The new curriculum seeks “to introduce more flexibility into the program and to foster more ongoing innovation than we’ve had in the past,” he adds. In practice, this means giving students the option to take a wider variety of classes at different times, in different sequences and with different professors. Students will also be surveyed extensively throughout the year to gauge ongoing reactions to the new offerings. Fewer classes will be locked into the cohort structure, and departments will offer more choices for students to meet each core requirement.

The change also lets faculty bring more of their personal style to each class and to make changes as they teach.

“We’re allowing for a lot of fast creativity,” says Peggy Bishop Lane, vice dean of the Wharton MBA for Executives Program.

Yet the constraints of available space and faculty teaching loads will continue to be an issue as the flexible curriculum calibrates itself over time.

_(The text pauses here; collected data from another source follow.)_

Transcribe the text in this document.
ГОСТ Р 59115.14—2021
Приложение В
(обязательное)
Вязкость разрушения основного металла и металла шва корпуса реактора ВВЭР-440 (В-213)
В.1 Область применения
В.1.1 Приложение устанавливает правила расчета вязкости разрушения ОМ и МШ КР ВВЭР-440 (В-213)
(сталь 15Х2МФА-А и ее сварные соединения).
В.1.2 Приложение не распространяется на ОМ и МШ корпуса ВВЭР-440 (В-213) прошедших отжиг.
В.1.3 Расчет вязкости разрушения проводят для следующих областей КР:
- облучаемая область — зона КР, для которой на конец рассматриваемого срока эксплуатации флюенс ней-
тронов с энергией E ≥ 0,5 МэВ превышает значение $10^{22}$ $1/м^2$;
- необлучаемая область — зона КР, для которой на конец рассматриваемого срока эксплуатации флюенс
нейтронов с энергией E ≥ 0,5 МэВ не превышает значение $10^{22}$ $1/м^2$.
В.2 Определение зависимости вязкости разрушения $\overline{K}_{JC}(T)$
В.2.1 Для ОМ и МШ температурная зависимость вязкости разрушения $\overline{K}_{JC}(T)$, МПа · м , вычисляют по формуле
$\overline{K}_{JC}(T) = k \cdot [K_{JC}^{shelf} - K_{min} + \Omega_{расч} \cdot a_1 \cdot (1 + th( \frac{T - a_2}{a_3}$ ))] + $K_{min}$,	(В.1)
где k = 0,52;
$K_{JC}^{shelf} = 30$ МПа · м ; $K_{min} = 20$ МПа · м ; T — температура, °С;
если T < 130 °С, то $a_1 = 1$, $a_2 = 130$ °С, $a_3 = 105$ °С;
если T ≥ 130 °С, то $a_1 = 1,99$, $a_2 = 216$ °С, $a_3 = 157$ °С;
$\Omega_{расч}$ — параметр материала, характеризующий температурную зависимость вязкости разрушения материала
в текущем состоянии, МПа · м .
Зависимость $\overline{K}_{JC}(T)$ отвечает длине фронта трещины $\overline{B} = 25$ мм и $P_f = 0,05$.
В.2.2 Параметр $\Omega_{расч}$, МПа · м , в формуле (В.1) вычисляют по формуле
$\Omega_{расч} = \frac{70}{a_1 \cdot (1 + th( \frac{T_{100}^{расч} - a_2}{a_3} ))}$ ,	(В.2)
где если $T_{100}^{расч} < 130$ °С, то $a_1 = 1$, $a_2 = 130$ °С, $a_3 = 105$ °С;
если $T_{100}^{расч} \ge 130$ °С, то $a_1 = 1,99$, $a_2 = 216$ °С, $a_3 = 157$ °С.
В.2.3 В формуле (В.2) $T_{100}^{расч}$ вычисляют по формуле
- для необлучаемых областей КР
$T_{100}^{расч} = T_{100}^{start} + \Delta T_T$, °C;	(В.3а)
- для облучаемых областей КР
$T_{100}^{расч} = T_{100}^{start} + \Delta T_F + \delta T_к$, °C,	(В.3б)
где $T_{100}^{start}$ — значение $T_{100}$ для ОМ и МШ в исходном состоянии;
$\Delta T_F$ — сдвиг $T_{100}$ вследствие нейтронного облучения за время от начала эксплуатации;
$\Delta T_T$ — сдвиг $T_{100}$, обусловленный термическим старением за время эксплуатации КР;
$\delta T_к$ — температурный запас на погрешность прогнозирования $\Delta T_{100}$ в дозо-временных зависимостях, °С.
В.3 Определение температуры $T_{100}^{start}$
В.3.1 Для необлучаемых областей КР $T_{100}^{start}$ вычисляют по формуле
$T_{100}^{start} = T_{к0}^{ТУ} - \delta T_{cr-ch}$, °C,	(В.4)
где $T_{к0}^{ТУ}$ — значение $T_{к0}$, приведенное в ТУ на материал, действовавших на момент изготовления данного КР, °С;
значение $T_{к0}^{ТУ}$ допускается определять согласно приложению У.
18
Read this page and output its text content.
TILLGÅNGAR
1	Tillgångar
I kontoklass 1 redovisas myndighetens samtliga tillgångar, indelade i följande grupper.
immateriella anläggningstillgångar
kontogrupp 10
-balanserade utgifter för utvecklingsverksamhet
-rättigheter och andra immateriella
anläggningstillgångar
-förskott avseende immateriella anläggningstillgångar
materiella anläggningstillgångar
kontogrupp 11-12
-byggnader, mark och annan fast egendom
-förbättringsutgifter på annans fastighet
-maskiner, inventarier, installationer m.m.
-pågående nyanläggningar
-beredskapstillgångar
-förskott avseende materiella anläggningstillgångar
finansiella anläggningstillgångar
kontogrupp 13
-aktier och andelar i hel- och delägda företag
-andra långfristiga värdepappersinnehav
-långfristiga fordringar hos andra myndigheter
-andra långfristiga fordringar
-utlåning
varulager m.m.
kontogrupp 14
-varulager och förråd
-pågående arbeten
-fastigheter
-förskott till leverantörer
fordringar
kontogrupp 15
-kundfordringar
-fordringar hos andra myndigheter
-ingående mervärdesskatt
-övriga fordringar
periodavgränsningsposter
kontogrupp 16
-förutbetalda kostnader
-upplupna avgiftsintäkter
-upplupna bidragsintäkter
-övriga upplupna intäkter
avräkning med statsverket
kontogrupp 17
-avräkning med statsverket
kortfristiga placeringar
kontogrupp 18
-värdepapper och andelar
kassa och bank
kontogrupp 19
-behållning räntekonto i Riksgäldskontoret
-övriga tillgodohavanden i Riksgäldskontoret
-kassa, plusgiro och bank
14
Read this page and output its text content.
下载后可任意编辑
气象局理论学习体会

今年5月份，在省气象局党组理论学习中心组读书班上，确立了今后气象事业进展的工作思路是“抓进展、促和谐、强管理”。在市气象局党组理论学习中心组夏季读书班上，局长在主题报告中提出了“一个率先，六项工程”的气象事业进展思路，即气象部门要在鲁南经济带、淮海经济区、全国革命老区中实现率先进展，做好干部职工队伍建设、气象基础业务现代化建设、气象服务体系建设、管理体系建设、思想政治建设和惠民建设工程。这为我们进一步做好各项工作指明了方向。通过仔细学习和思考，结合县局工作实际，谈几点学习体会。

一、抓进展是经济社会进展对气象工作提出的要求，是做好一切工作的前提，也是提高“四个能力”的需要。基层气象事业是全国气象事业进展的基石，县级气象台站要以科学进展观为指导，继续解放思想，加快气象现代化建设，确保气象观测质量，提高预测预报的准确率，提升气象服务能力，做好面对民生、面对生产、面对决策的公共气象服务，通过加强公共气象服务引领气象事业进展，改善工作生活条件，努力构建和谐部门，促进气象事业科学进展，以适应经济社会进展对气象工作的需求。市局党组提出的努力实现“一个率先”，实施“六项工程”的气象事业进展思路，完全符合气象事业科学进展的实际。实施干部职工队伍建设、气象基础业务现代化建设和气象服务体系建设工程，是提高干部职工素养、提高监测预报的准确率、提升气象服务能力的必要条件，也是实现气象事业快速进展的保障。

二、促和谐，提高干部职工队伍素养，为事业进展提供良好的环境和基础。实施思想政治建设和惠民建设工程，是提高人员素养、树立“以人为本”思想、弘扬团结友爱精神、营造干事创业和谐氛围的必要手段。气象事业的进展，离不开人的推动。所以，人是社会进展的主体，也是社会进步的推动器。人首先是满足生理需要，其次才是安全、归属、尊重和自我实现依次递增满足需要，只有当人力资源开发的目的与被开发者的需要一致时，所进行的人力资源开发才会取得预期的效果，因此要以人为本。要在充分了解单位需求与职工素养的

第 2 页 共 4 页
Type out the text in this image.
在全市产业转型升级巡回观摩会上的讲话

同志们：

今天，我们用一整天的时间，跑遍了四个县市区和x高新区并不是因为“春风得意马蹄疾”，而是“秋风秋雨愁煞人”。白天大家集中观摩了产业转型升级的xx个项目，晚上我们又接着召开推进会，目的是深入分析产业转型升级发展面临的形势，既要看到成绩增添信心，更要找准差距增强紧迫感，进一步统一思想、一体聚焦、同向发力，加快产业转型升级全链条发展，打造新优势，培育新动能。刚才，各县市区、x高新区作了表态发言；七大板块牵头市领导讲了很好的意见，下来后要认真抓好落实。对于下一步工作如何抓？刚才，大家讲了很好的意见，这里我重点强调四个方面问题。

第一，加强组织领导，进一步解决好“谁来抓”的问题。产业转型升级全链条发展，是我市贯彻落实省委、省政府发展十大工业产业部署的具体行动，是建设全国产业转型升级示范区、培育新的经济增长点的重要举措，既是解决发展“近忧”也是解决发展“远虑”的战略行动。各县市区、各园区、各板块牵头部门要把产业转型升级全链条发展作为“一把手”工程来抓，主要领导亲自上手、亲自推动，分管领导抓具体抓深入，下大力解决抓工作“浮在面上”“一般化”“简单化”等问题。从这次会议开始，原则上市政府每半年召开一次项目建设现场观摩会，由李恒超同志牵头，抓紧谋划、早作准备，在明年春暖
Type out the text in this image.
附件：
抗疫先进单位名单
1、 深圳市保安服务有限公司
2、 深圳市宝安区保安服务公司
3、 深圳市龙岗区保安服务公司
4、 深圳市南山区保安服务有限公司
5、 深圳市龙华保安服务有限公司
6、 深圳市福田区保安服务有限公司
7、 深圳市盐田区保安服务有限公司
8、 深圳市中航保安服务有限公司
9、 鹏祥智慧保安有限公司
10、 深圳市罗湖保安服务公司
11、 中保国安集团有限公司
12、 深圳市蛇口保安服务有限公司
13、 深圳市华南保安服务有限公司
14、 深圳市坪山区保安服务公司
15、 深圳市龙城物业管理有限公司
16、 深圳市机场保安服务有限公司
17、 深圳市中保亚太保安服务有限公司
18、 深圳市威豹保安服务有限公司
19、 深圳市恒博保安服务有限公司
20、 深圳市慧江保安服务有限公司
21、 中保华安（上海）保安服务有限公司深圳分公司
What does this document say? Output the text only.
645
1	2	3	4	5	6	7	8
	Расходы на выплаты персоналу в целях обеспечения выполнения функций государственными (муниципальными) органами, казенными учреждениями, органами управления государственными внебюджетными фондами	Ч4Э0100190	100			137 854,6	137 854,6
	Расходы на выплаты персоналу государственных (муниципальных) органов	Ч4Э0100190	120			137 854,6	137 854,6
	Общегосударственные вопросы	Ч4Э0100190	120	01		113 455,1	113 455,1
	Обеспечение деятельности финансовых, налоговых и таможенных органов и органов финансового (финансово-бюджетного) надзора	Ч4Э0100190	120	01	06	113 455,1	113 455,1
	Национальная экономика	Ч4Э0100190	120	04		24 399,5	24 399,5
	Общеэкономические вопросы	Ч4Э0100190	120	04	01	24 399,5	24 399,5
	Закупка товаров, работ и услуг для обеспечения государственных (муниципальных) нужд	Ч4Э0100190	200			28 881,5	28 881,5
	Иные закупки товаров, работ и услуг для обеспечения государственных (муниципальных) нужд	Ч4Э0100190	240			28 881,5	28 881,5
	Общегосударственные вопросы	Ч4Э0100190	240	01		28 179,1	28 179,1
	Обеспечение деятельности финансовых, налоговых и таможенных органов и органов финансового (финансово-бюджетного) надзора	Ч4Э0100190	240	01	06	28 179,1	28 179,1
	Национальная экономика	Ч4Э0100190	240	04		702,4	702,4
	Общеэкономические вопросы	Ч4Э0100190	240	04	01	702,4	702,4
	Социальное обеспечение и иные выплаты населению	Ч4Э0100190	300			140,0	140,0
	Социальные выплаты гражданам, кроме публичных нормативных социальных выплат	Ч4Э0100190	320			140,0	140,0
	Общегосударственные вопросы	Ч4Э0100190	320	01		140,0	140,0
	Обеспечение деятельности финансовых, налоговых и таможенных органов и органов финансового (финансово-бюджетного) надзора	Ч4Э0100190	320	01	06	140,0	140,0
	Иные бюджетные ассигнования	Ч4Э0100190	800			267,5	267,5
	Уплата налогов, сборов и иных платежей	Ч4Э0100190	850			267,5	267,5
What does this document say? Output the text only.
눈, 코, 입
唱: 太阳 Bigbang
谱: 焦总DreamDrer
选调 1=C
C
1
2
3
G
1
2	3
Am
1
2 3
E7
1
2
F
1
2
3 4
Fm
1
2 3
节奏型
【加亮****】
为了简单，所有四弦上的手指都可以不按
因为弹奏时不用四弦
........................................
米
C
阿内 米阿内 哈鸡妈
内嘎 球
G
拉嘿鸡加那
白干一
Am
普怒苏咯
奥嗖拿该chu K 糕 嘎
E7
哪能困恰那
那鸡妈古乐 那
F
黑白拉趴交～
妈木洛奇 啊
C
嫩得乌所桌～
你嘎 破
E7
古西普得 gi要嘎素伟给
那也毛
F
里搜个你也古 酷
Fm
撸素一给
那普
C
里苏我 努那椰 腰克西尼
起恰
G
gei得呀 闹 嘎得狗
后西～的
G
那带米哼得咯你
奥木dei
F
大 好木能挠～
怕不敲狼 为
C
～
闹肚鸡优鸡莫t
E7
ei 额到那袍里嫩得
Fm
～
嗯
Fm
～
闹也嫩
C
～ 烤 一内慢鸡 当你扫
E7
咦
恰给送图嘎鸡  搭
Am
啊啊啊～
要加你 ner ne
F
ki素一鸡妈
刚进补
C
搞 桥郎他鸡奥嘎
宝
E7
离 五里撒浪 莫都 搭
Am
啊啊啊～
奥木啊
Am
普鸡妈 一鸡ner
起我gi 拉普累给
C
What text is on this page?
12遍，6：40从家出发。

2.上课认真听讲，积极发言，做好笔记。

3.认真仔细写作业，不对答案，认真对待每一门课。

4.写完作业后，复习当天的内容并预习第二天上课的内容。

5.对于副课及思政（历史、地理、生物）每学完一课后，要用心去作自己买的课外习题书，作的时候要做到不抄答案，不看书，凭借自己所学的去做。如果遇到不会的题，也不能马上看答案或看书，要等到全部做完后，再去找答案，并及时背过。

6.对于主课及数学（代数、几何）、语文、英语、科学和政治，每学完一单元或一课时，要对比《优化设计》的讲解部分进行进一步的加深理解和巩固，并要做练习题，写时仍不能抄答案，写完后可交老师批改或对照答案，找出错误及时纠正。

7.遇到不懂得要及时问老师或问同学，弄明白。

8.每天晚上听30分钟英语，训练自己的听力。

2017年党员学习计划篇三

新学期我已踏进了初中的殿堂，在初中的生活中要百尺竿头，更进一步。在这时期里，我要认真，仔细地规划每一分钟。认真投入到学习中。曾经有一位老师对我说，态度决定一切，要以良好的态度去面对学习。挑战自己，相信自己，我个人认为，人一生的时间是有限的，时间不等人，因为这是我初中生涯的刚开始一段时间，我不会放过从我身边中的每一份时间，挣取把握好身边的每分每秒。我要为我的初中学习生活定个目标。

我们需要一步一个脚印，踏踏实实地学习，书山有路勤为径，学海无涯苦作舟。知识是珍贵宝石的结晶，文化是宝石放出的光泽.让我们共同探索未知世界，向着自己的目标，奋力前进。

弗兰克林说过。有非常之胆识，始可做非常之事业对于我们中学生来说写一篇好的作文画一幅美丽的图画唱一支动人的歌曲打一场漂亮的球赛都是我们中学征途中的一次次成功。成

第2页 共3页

Course offerings will be adjusted in years to come based on student demand.

As mentioned earlier, the new curriculum removes much of the influence of cohorts on class scheduling. Students are now grouped into four clusters—containing three cohorts each—for social and extracurricular purposes. To support new initiatives in student life and to provide better advising, the Graduate Division hired four new staff members—one for each cluster. Several departments have hired additional faculty to accommodate expected student demand for classes.

The new curriculum also included the rollout of the Executive Coaching and Feedback Program, headed by Director Lynn Krage of the Wharton Graduate Leadership Program. The program offers executive coaching sessions to all interested first-years. Krage piloted the program last year with a group of two executive coaches and 50 students, although 243 students applied to participate. Based on collected data, Krage forecasts that the full program will attract 350 to 400 students and require as many as 40 coaches, all of whom are vetted through a rigorous application process.

“We have the best coaches in the area working with us,” she says. (Learn more about the coaching program in our article about leadership on P. 70.)

Overall, the curriculum’s implementation has been a Schoolwide effort. “It’s always great to see how people cooperate across groups and to see the faculty embrace all of these new ideas,” Lane says.